Les 4 puis 24 novembre, le 9 décembre : les mobilisations n’ont pas manqué ces derniers temps afin de rappeler les exigences des salariés. Et les interpellations répétées de la fédération finissent elles aussi par porter leurs fruits : le 12 décembre, la FNME reçoit un courrier de Ségolène Royal indiquant qu’elle demande à la DIGEC (*) d’organiser une réunion tripartite réunissant les fédérations, les pouvoirs publics et les employeurs, autour de la question du financement des activités sociales. Réunion qui se tiendra le 17 février et qui permettra à la CGT de faire valoir ses arguments (lire aussi page 14). « Les propositions de financement que nous portons montrent bien que l’ambition de la CGT est de proposer une offre de vacances à l’ensemble des salariés, privés d’emplois et retraités. Lors de son congrès de 1999, la FNME s’était prononcée pour un statut unique des salariés de l’énergie et des activités sociales pour tous et partout » rappelle M. Fieschi. Plus de places disponibles, plus de départs en vacances ? « Oui, c’est ce que veut la CGT, même si pour cela il faut bouger les lignes. A supposer que nous touchions 500 millions d’euros de dotation, faudrait-il arrêter le mouvement que nous avons engagé ? Non. Il faut maintenir notre ambition politique et l’assumer. Car il ne s’agit pas seulement d’une contrainte budgétaire à laquelle faire face. Le syndicalisme, c’est bien la mutualisation et l’essaimage des droits. »
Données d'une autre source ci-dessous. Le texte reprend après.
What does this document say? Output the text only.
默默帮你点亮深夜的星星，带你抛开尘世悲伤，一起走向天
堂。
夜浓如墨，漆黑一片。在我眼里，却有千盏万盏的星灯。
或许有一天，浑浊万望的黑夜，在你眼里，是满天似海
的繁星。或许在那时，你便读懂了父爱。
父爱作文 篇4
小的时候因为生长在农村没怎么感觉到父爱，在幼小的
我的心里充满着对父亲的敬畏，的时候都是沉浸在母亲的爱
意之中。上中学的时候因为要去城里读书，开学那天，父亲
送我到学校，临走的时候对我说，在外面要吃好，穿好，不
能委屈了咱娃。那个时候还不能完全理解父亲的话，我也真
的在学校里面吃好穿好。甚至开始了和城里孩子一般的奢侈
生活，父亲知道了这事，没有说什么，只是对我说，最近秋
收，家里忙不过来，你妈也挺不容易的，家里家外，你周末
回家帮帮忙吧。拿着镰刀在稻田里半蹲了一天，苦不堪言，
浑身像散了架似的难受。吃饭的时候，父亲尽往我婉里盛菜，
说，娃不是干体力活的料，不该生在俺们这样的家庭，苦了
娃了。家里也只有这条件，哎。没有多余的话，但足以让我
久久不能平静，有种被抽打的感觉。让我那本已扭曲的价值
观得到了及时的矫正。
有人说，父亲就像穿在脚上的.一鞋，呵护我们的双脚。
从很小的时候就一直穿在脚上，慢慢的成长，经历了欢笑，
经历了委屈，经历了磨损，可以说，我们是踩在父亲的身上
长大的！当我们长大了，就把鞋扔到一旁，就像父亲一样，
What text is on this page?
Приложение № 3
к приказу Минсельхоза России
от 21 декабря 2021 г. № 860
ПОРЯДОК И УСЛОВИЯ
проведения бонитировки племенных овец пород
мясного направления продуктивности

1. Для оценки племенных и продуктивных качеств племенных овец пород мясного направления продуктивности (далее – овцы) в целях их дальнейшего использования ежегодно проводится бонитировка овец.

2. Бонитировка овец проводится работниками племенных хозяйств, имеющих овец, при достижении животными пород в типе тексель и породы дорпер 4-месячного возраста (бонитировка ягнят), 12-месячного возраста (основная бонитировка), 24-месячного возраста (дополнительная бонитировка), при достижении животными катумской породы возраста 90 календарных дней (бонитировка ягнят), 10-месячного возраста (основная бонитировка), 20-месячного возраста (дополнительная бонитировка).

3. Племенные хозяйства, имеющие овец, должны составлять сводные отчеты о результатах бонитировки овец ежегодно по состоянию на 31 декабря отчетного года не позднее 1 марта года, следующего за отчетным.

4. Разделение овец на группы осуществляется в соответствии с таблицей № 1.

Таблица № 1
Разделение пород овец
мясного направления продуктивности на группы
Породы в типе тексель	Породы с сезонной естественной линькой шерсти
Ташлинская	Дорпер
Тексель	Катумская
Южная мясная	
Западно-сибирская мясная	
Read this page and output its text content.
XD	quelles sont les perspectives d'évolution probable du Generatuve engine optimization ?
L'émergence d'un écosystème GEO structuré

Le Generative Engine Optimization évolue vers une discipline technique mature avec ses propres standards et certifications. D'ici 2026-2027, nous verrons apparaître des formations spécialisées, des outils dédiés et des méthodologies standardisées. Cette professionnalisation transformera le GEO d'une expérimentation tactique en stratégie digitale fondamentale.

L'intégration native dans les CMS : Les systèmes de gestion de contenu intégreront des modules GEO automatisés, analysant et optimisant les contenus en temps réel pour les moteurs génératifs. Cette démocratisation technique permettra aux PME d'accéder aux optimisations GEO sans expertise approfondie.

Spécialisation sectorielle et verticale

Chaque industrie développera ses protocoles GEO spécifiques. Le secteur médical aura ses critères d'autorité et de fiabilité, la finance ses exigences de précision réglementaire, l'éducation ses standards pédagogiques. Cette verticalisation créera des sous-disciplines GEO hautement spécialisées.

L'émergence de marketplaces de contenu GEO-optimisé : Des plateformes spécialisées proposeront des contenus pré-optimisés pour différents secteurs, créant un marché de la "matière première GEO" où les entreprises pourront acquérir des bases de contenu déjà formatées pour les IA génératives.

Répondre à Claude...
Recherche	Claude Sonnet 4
(*) Direction du gaz, de l’électricité et du charbon

Contraintes et leviers

Les orientations décidées par les syndicats en conseil général le 1er décembre dernier engagent la CCAS à faire 50 millions d’économies. Huit « leviers » ont ainsi été déclinés, portant sur les frais de structures, les frais de fonctionnement, la réduction de la masse salariale, l’optimisation du système d’information (SI) et du patrimoine tertiaire, la valorisation du patrimoine vacances en procédant à des délégations d’exploitation de centres, la réorganisation des sièges nationaux et territoriaux, l’utilisation des reliquats budgétaires des CMCAS. Face aux inquiétudes légitimes des salariés, la fédération a affirmé et mandaté ses administrateurs pour qu’il n’y ait pas de plan social à la CCAS.